Refleksi Ramadan: Mengukur Efek Takwa
Takwa bukan imajinatif. Takwa itu riil dan dapat dicermarti berdasar indikasi baik secara jiwa maupun raga. Profil ketaqwaan seseorang dapat dilihat dari ucapan, perilaku dan tindakan. Mencapai profil ketakwaan yang ideal perlu proses panjang. Salah satunya adalah puasa Ramadan.
Mengingat puasa Ramadan adalah proses yang panjang, maka pasti ada hal istimewa yang ingin diraih. Visi ritual puasa Ramadan adalah berubahnya orang yang baru beriman menjadi orang yang bertakwa. Dengan kata lain puasa Ramadan harus memunculkan "efek takwa" bagi pelakunya.
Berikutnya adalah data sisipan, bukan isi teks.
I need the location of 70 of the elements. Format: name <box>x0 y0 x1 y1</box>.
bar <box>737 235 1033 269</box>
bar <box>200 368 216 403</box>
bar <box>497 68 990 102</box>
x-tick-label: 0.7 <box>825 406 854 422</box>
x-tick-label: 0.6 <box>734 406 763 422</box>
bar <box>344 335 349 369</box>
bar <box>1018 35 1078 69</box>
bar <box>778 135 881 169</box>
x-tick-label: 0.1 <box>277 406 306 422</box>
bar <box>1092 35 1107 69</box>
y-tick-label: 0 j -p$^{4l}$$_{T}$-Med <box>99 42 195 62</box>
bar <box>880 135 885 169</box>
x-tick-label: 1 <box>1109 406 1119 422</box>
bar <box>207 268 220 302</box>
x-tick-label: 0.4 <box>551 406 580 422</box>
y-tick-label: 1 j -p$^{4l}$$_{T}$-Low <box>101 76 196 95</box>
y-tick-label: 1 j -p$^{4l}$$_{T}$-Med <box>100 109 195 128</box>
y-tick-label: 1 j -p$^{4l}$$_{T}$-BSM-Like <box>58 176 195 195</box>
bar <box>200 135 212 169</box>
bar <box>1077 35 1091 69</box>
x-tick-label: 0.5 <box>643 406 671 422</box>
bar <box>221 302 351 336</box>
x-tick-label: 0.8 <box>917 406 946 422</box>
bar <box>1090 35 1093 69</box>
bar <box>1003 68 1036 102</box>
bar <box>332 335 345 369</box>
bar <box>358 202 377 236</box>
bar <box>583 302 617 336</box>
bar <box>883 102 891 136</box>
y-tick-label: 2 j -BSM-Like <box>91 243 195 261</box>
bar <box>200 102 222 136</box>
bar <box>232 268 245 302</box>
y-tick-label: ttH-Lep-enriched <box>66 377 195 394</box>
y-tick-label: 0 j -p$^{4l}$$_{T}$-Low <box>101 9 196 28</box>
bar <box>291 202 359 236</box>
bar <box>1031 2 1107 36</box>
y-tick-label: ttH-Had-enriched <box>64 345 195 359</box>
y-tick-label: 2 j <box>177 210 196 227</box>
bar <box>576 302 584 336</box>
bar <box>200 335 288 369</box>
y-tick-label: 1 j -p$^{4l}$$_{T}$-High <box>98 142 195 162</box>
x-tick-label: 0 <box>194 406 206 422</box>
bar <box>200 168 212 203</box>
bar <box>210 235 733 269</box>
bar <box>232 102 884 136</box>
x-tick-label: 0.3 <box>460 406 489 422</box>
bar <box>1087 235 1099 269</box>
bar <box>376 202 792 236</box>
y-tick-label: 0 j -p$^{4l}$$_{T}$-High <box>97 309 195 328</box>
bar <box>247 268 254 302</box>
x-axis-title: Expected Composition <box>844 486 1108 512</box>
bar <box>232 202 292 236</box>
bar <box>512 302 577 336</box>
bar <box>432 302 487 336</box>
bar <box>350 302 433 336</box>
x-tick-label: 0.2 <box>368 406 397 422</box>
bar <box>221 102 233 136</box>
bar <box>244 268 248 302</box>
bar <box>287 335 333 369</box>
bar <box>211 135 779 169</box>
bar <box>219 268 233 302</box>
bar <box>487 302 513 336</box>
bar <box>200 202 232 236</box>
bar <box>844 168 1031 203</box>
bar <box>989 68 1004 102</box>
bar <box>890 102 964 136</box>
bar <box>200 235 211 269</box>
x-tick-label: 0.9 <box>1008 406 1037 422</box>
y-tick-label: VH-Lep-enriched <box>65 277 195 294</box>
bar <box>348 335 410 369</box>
Menurut Agus Mustofa ada 7 parameter yang dapat digunakan untuk mengukur efek takwa setelah menjalankan puasa Ramadan.
1. Badan lebih sehat
Organ tubuh kita pada siang hari selama satu bulan dapat beristirahat total. Hal ini berdampak pada proses penggelontoran racun yang ada di dalam tubuh berjalan relatif sempurna. Proses ini akan membawa dampak kesehatan fisik yang lebih baik.
2. Emosi lebih rendah
Berpuasa memang tidak hanya mengendalikan diri dari makan dan minum, namun juga melatih emosi. Emosi merupakan perwujudan ego seseorang. Maka puasa yang baik adalah puasa yang mampu mengendalikan emosi seperti marah, iri, dengki, dendam,dll.
3. Pikiran lebih jernih
Efek takwa juga dapat dilihat dari kejernihan berpikir setelah menjalankan puasa. Berpikir jernih adalah berpikir untuk membuat orang lain bahagia dengan ucapan, sikap dan tindakan kita. Sebaliknya tidak mungkin takwa seseorang meningkat, pikirannya selalu kotor.
4. Sikap lebih bijaksana
Sikap bijaksana akan ada pada diri seseorang apabila orang tersebut dapat berpikir jernih. Oleh sebab itu kemampuan seseorang berpikir jernih biasanya akan diikuti oleh sikap yang lebih bijaksana. Sikap ini menjadi salah satu efek takwa yang diperoleh setelah seseorang melakukan puasa. Sikap bijaksana merupakan sikap yang tidak ingin semena-mena. Sebab sikap semena-mena merupakan salah satu ekspresi nafsu (sifat egois yang berlebihan) yang dimiliki seseorang.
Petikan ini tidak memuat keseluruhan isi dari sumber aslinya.